Mill levies are used in determining property taxes.

City officials have proposed an overall mill levy reduction of 0.66 mills for 2022.

However, the proposed budget will exceed what is considered the city's revenue neutral rate because of an increase in property valuation. This means property tax revenue will increase in dollars next year even if the mill levy is reduced by 0.66 mills.

A new state law will require the Leavenworth City Commission to conduct a public hearing in order to exceed to revenue neutral rate.

City Manager Paul Kramer said this hearing is planned for Aug. 24.

Kramer said a property tax lid that previously was in place under state law allowed for various exceptions. But the new state law does not allow for such exceptions when it comes to the revenue neutral rate.

"It does not allow for new growth," he said.

He said the revenue neutral rate also does not allow for increased expenses for things such as public safety and infrastructure.

Kramer addressed the revenue neutral rate at the conclusion of a day-long budget meeting Friday.

The city commission took no formal vote at the end of Friday's meeting, but they agreed to some changes related to the budget.

Commissioners OK'd an increase in funding for the Leavenworth Main Street Program.

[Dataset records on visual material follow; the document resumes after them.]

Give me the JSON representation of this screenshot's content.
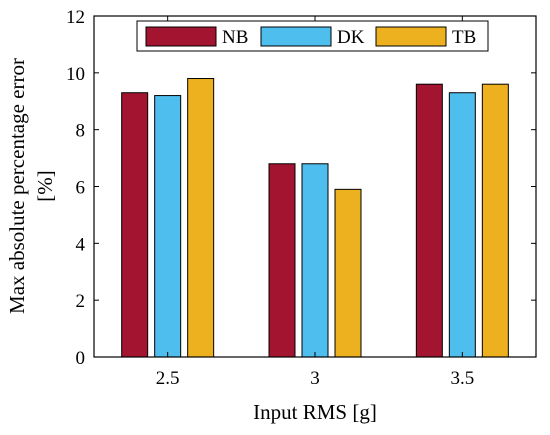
{
  "chart_data": {
    "type": "bar",
    "categories": [
      "2.5",
      "3",
      "3.5"
    ],
    "series": [
      {
        "name": "NB",
        "color": "#A2142F",
        "values": [
          9.3,
          6.8,
          9.6
        ]
      },
      {
        "name": "DK",
        "color": "#4DBEEE",
        "values": [
          9.2,
          6.8,
          9.3
        ]
      },
      {
        "name": "TB",
        "color": "#EDB120",
        "values": [
          9.8,
          5.9,
          9.6
        ]
      }
    ],
    "title": "",
    "xlabel": "Input RMS [g]",
    "ylabel": "Max absolute percentage error",
    "ylabel_line2": "[%]",
    "ylim": [
      0,
      12
    ],
    "yticks": [
      "0",
      "2",
      "4",
      "6",
      "8",
      "10",
      "12"
    ],
    "grid": false,
    "legend_position": "top"
  }
}
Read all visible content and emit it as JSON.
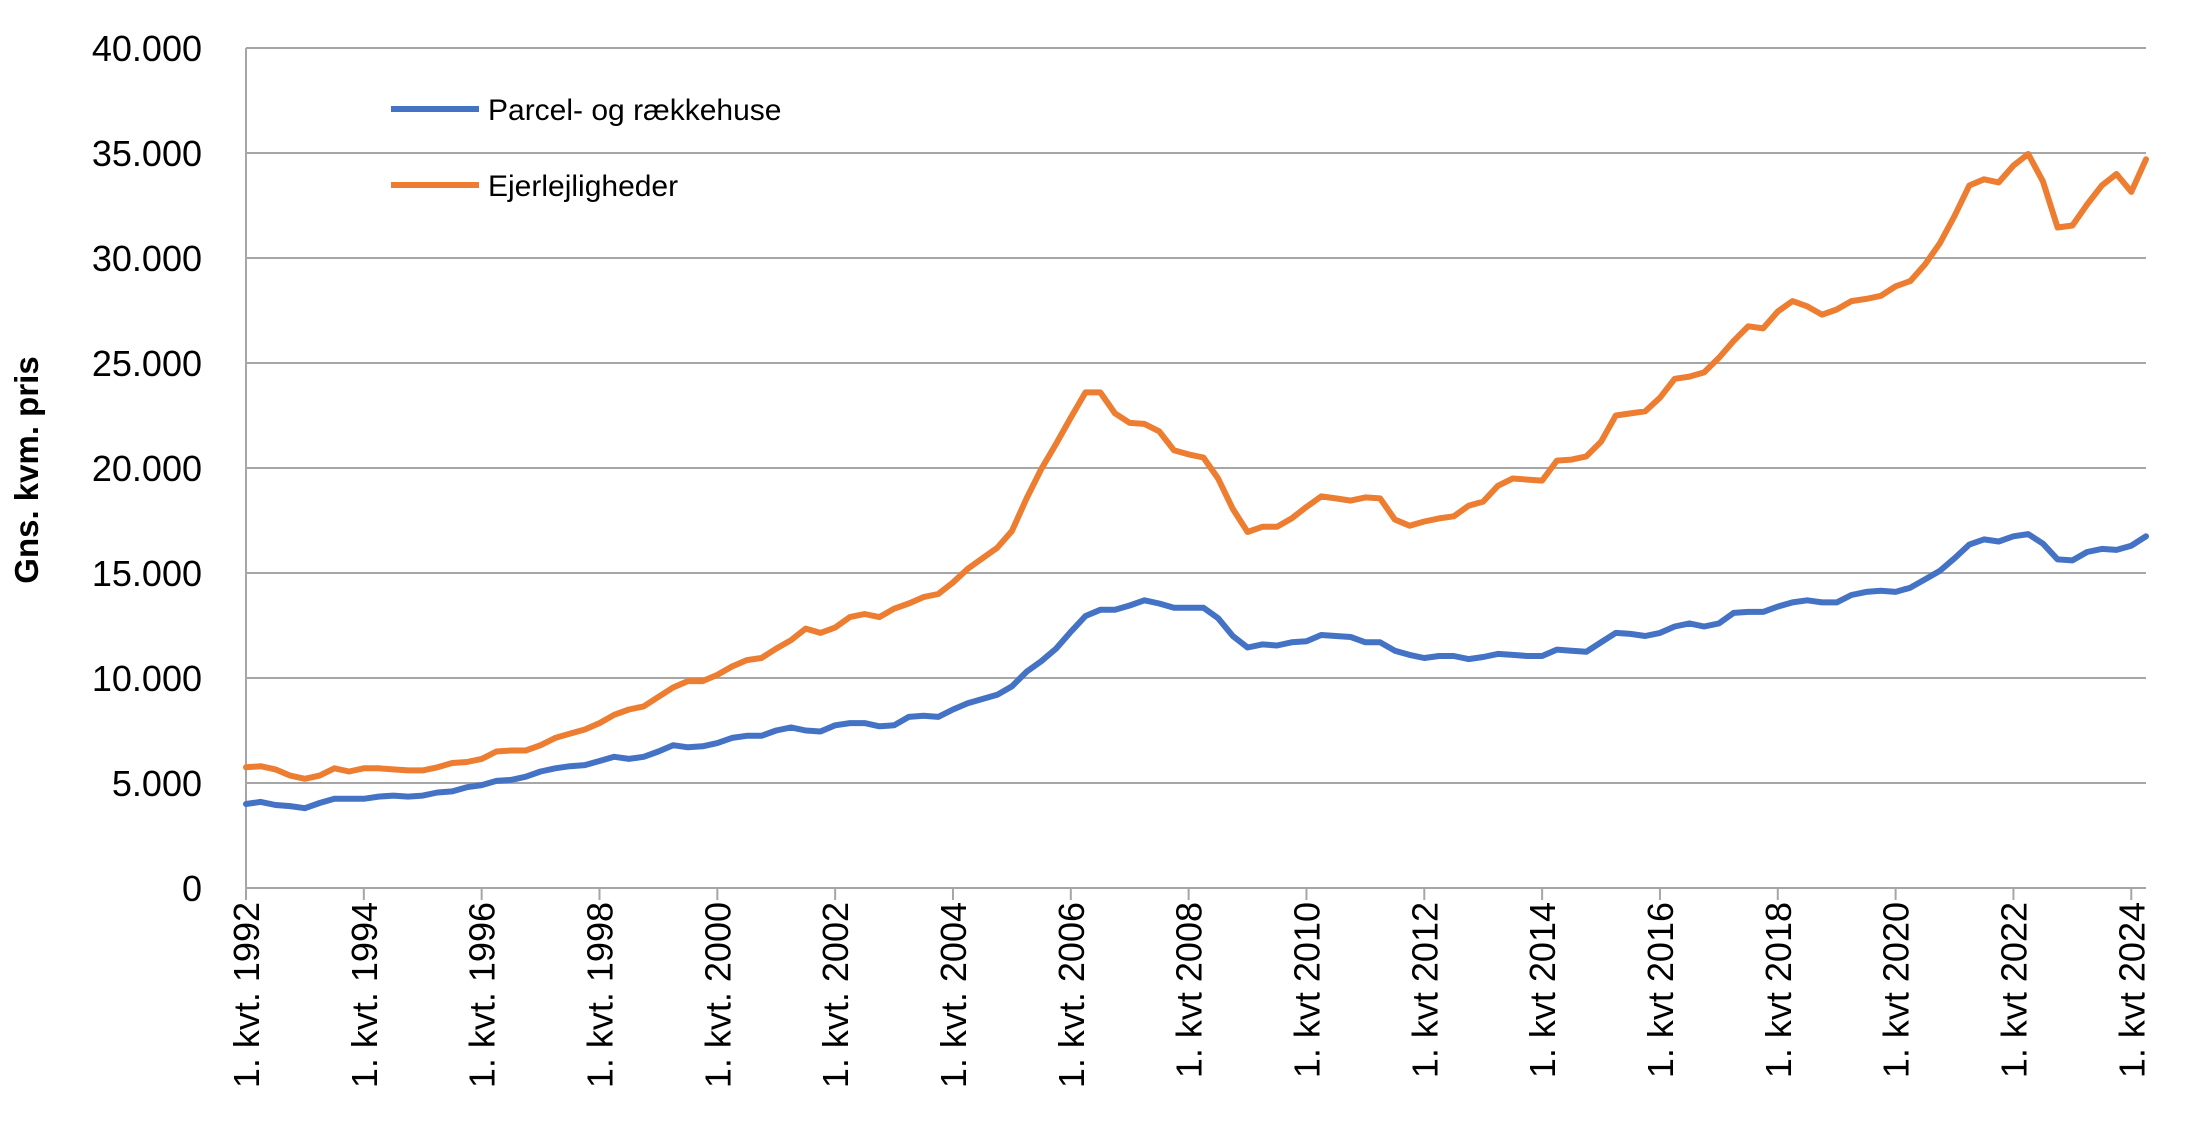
{
  "chart_data": {
    "type": "line",
    "title": "",
    "xlabel": "",
    "ylabel": "Gns. kvm. pris",
    "ylim": [
      0,
      40000
    ],
    "y_ticks": [
      {
        "value": 0,
        "label": "0"
      },
      {
        "value": 5000,
        "label": "5.000"
      },
      {
        "value": 10000,
        "label": "10.000"
      },
      {
        "value": 15000,
        "label": "15.000"
      },
      {
        "value": 20000,
        "label": "20.000"
      },
      {
        "value": 25000,
        "label": "25.000"
      },
      {
        "value": 30000,
        "label": "30.000"
      },
      {
        "value": 35000,
        "label": "35.000"
      },
      {
        "value": 40000,
        "label": "40.000"
      }
    ],
    "x_start": "1. kvt. 1992",
    "x_end": "3. kvt. 2024",
    "x_tick_labels": [
      "1. kvt. 1992",
      "1. kvt. 1994",
      "1. kvt. 1996",
      "1. kvt. 1998",
      "1. kvt. 2000",
      "1. kvt. 2002",
      "1. kvt. 2004",
      "1. kvt. 2006",
      "1. kvt 2008",
      "1. kvt 2010",
      "1. kvt 2012",
      "1. kvt 2014",
      "1. kvt 2016",
      "1. kvt 2018",
      "1. kvt 2020",
      "1. kvt 2022",
      "1. kvt 2024"
    ],
    "grid": true,
    "legend_position": "top-left",
    "series": [
      {
        "name": "Parcel- og rækkehuse",
        "color": "#4472C4",
        "values": [
          4000,
          4100,
          3950,
          3900,
          3800,
          4050,
          4250,
          4250,
          4250,
          4350,
          4400,
          4350,
          4400,
          4550,
          4600,
          4800,
          4900,
          5100,
          5150,
          5300,
          5550,
          5700,
          5800,
          5850,
          6050,
          6250,
          6150,
          6250,
          6500,
          6800,
          6700,
          6750,
          6900,
          7150,
          7250,
          7250,
          7500,
          7650,
          7500,
          7450,
          7750,
          7850,
          7850,
          7700,
          7750,
          8150,
          8200,
          8150,
          8500,
          8800,
          9000,
          9200,
          9600,
          10300,
          10800,
          11400,
          12200,
          12950,
          13250,
          13250,
          13450,
          13700,
          13550,
          13350,
          13350,
          13350,
          12850,
          12000,
          11450,
          11600,
          11550,
          11700,
          11750,
          12050,
          12000,
          11950,
          11700,
          11700,
          11300,
          11100,
          10950,
          11050,
          11050,
          10900,
          11000,
          11150,
          11100,
          11050,
          11050,
          11350,
          11300,
          11250,
          11700,
          12150,
          12100,
          12000,
          12150,
          12450,
          12600,
          12450,
          12600,
          13100,
          13150,
          13150,
          13400,
          13600,
          13700,
          13600,
          13600,
          13950,
          14100,
          14150,
          14100,
          14300,
          14700,
          15100,
          15700,
          16350,
          16600,
          16500,
          16750,
          16850,
          16400,
          15650,
          15600,
          16000,
          16150,
          16100,
          16300,
          16750
        ]
      },
      {
        "name": "Ejerlejligheder",
        "color": "#ED7D31",
        "values": [
          5750,
          5800,
          5650,
          5350,
          5200,
          5350,
          5700,
          5550,
          5700,
          5700,
          5650,
          5600,
          5600,
          5750,
          5950,
          6000,
          6150,
          6500,
          6550,
          6550,
          6800,
          7150,
          7350,
          7550,
          7850,
          8250,
          8500,
          8650,
          9100,
          9550,
          9850,
          9850,
          10150,
          10550,
          10850,
          10950,
          11400,
          11800,
          12350,
          12150,
          12400,
          12900,
          13050,
          12900,
          13300,
          13550,
          13850,
          14000,
          14550,
          15200,
          15700,
          16200,
          17000,
          18550,
          19950,
          21150,
          22400,
          23600,
          23600,
          22600,
          22150,
          22100,
          21750,
          20850,
          20650,
          20500,
          19500,
          18050,
          16950,
          17200,
          17200,
          17600,
          18150,
          18650,
          18550,
          18450,
          18600,
          18550,
          17550,
          17250,
          17450,
          17600,
          17700,
          18200,
          18400,
          19150,
          19500,
          19450,
          19400,
          20350,
          20400,
          20550,
          21250,
          22500,
          22600,
          22700,
          23350,
          24250,
          24350,
          24550,
          25250,
          26050,
          26750,
          26650,
          27450,
          27950,
          27700,
          27300,
          27550,
          27950,
          28050,
          28200,
          28650,
          28900,
          29700,
          30700,
          32000,
          33450,
          33750,
          33600,
          34400,
          34950,
          33650,
          31450,
          31550,
          32550,
          33450,
          34000,
          33150,
          34700
        ]
      }
    ]
  }
}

They also agreed to set aside $50,000 because of uncertainty regarding the Leavenworth County Development Corporation.

According to Kramer, the increase in funding for Main Street and the money being set aside for LCDC will come from sales tax revenue and not impact property taxes in the city.

LCDC traditionally receives funding from several local cities as well as the county government. The economic development organization also receives support from area businesses.

For 2022, LCDC requested $50,606 in funding from the city of Leavenworth. Commissioners plan to provide this level of funding. But Kramer suggested setting aside an additional $50,000.

He made the suggestion because it appears the county government will be reducing its level of funding for LCDC and its partner organization, Leavenworth County Port Authority, in 2022. County officials have expressed a desire to create a economic development director position for the county government.

"LCDC is going to come back to us for a larger request," Kramer told city commissioners. "They just don't know what it is."

Mayor Nancy Bauder said local cities and the county are able to avoid paying for redundant services by relying on a single organization such as LCDC.

"That's why it's so important and the county doesn't see it that way," she said.

The city of Leavenworth provided $32,000 in funding to the Main Street Program this year.

Officials with Main Street, which focuses on the downtown area, requested $82,000 in funding from the city for 2022.

Commissioners agreed Friday to increase the funding for Main Street to $39,250. This amount was suggested by Commissioner Mark Preisinger. The amount matches the level of funding Main Street is anticipating from businesses and other private supporters in 2022.